The Sub Committee enthusiastically endorsed the purchase of 6 PERQ systems subject to an agreement being reached with a UK company and developments of PERQ-Cambridge Ring interfaces. It urged SERC to press DoI for a similar level of commitment. The capital funds agreed were a commitment to purchase of the order of 30 systems over 3 years.

9.3 ICFC - March 1980

A similar paper was put to the March 1980 meeting of ICFC with the recommendations:

  1. Coordination of grant applications was desirable. Should ICF or DCS do it?
  2. support the ICL initiative and establish a pool of PERQs
  3. ICF should purchase 3 systems for evaluation
  4. a joint DCS/ICF proposal should go to Engineering Board defining a collaborative programme of work with ICL.

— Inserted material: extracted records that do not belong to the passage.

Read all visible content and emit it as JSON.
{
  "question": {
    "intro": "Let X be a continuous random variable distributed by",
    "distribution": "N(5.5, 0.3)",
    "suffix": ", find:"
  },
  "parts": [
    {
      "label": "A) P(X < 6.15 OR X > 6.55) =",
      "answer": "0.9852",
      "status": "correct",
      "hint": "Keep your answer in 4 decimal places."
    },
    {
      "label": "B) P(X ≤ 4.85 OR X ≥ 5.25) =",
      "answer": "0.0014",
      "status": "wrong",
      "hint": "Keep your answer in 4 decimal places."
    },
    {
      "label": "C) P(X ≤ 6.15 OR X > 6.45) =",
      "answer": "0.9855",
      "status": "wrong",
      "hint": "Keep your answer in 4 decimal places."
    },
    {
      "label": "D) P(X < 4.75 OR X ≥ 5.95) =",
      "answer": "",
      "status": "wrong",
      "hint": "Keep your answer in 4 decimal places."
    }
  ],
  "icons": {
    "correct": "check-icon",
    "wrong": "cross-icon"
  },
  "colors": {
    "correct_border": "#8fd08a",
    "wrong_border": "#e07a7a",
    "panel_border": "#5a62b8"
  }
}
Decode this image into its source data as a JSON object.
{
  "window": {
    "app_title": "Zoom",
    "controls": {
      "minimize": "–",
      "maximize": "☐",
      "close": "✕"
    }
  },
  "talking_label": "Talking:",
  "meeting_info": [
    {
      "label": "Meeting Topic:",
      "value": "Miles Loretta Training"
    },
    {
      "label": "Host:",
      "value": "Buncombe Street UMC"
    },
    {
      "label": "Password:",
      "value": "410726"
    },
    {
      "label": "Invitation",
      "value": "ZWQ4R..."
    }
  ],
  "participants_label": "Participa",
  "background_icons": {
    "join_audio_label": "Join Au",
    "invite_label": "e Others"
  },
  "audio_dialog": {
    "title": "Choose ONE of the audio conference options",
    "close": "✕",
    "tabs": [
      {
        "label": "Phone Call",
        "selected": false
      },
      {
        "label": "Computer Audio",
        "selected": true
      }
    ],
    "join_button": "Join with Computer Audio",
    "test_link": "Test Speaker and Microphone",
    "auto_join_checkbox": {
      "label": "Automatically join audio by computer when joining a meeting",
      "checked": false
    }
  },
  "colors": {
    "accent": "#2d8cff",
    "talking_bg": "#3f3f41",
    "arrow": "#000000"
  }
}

ICFC approved all the proposals and agreed to spend £40K in 1980/81 on PERQ systems. In its bid for funds for 1981/82, ICFC requested £135K for single user systems.

During the period 1982-1987, it committed itself to buying of the order of 50 systems.

9.4 ICFC - December 1980

In December 1980, Jim Howe of Edinburgh University put a paper to ICFC on behalf of the AI community indicating that the way forward, as far as AI researchers were concerned, was single user systems. He made the point that the characteristics of a device for AI were a bit-mapped high resolution display, at least a 24-bit address space and individual systems networked together.

In terms of the software environment, the paper stated the requirements as:

  1. inter-process communication
  2. window manager
  3. microcodable
  4. distributed filestore
  5. LAN capability
  6. specific AI requirements.

The paper indicated that, as well as PERQ, there were also the special purpose LISP machines and the Apollo system worthy of consideration. In the view of the AI community, the PERQ was most suited to the AI requirements providing the hardware/software was developed to meet the needs of the community. Aaron Sloman on behalf of the AI SIG, was also pressing strongly for the use of the PERQ for AI.

The paper estimated that 5 man years of effort was needed to investigate the feasibility of using PERQ in the AI area. It indicated that Henry Thompson and Bill Clocksin would be involved in the assessment together with Robert Rae. There was an urgent need for an additional post.

The committee was asked to approve the purchase of a PERQ for the AI evaluation and an additional post.

In discussion, it was agreed that an implementation of POP-2 using the writeable control store to enhance the basic order code of the system was desirable. The committee agreed to approve the project subject to funds being available.

9.5 ROBERTS Panel - Software Technology Initiative

The new C&C initiative in the Software Technology area during 1980 recommended that the research programme should be based on PERQs networked locally and nationally as the common hardware base for the development of software tools. A bid for £150K in each year of the Forward Look was made for central PERQ purchase. This initiative later became part of the Alvey Software Engineering programme.

The funding effectively gave a commitment to purchase 25 systems with associated network costs over the next few years.

9.6 Summary

Early in 1980, approval was obtained from the projects putting effort into the PERQ initiative to continue the negotiations with ICL with an aim to establishing an Engineering Board programme in the area. Between them, they were committed to purchasing over 100 systems.